Correspondence", Jaarbericht ex Oriente Lux 28, 1983-1984, p.33-79.

337 SINGER, Itamar, “Purple-Dyers in Lazpa”, in: The Calm before the Storm, Selected writings of

Itamar Singer on the End of The Late Bronze Age in Anatolia ant the Levant, SBL, Atlanta, 2011, p.425-458.

Il suggère que arkammanaliuš pourrait être la lecture par les Hittites de LÚ.MEŠ

ṢĀRIPŪTU et propose de revoir la traduction de P.H.J. Houwink ten Cate de la façon suivante : « nous sommes des teinturiers et venons d’au-delà de la mer.

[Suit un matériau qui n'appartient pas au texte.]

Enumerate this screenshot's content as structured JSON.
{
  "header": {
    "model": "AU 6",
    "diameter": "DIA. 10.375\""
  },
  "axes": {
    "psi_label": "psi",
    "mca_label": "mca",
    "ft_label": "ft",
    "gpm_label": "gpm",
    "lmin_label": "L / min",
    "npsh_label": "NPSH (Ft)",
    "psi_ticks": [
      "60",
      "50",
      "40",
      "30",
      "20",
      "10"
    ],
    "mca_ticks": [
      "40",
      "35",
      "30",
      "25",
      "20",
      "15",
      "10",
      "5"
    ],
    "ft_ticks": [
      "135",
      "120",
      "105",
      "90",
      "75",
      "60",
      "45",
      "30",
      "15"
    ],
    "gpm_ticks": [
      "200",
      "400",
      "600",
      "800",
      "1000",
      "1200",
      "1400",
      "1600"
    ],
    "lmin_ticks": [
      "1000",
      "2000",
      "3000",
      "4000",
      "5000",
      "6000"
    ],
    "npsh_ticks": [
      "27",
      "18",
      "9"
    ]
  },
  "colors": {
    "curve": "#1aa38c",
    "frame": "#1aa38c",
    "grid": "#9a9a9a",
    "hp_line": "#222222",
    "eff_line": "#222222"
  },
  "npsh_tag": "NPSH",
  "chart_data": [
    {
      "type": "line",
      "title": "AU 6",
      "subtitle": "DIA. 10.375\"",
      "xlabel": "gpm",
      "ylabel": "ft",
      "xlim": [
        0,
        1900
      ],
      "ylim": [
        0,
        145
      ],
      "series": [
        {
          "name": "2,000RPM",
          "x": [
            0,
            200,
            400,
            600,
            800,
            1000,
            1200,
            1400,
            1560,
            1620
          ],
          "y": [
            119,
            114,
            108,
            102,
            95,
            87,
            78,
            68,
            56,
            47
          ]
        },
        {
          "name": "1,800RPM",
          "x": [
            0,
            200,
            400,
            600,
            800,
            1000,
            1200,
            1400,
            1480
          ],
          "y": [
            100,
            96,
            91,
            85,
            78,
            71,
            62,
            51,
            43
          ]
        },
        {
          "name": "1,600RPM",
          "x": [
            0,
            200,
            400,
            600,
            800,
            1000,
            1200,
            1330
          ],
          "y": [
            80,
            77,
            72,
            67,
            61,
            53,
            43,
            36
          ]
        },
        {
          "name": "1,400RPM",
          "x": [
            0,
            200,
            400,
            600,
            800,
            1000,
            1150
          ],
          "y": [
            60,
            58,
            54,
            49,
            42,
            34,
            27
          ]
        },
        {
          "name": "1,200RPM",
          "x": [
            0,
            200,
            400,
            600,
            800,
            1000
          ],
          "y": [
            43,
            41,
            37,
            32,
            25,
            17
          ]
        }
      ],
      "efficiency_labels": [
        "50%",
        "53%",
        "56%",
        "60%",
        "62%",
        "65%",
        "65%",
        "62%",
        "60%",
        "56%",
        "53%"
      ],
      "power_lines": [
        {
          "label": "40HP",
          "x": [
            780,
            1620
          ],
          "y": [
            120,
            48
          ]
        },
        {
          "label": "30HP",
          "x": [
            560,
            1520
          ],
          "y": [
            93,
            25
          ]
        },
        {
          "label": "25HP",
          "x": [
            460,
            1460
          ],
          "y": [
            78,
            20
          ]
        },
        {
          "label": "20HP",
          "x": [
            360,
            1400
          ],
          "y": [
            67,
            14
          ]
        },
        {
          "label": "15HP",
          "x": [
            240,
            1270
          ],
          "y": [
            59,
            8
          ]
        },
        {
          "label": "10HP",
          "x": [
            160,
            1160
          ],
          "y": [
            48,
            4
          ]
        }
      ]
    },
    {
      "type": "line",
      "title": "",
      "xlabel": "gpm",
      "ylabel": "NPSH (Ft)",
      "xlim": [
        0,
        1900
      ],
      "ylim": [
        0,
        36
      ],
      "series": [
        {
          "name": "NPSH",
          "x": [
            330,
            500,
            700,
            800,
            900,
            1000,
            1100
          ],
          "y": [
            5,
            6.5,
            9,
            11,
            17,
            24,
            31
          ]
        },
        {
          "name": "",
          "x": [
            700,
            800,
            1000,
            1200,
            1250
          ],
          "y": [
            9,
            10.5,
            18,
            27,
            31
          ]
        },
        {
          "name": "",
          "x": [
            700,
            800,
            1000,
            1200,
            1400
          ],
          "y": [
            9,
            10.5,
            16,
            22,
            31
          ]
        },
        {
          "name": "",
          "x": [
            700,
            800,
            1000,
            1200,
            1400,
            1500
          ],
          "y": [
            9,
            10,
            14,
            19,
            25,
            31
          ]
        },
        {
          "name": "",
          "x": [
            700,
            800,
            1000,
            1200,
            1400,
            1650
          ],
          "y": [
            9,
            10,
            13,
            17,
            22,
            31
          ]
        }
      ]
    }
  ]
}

Laissez nous exercer (perform) notre teinture ».

Le plus probable est que « au-delà de la mer » signifie qu’ils viennent de la côte ouest de l’Anatolie. Pourquoi ces teinturiers itinérants se rendent-ils à Lesbos ? Itamar Singer cherche une réponse dans une analogie avec une autre lettre trouvée à Ugarit, RS 17.383 (PRU IV, p .221 ; TAU, p.91 ; vol2:126), lettre envoyée par Taghuli, représentant du roi d’Ugarit auprès du roi de Karkemiš.

32ù e-nu-ma a-na-ku dan-ni[š] am-ta-ra-aṣ /33ú-ba-an lu-ú la mi-ta-a-ku /34i-na-an-na iš-tu GIG-ia ab-ta-lu-uṭ /35ù dap-šu-uk-ka ša URUir-ḫa-an-da /36e-te-la-a ù a-na tap-pu-ti-šu /37e-er-ri-ša-an-ni ù ma-an-nu-me-e /38a-na DINGIR-lim ša-a-šu SISKUR.MEŠ /39ša tap-pu-ti e-ep-pa-aš /40ù NÍG.BA.ḪÁ. ma-‘a-di-iš ub-bal /41ù SÍG.ZA.GÌN ub-ba-al i-na-an-na /42EN-ia SÍG.ZA.GÌN.MEŠ li-te- bi-la

32-41Or moi, j’ai été gravement malade ; il s’en est fallu d’un doigt que je ne sois mort. À présent, je suis guéri de mon mal : le dieu Apšuka de Irḫanda est apparu et m’a demandé de faire partie de sa « confrérie ». Quiconque fait des offrandes d’association à ce dieu fait de nombreux présents et (lui) apporte de la laine bleue. Maintenant que mon seigneur m’envoie de la laine bleue.

Cette lettre montre qu’au XIIIe siècle, on offrait de la laine aux dieux. On sait qu’à Lesbos, au Ier millénaire, on offrait des voiles à la déesse. Se pourrait-il que les teinturiers se soient rendus dans cette île de la part du grand roi hittite et de Manapa Tarḫunta pour rendre un culte à une divinité, comme Itamar Singer en émet l’hypothèse ? Et que, sous couvert d’une mission à des fins religieuses, les Hittites aient voulu marquer leurs prétentions sur les îles égéennes du nord face à l’Aḫḫiyawa (si oui, l’échec est patent)?

Ce texte confirme, en tout cas, que les artisans de l’âge du Bronze récent se déplaçaient, et que leur voyage pouvait constituer en lui-même un message diplomatique.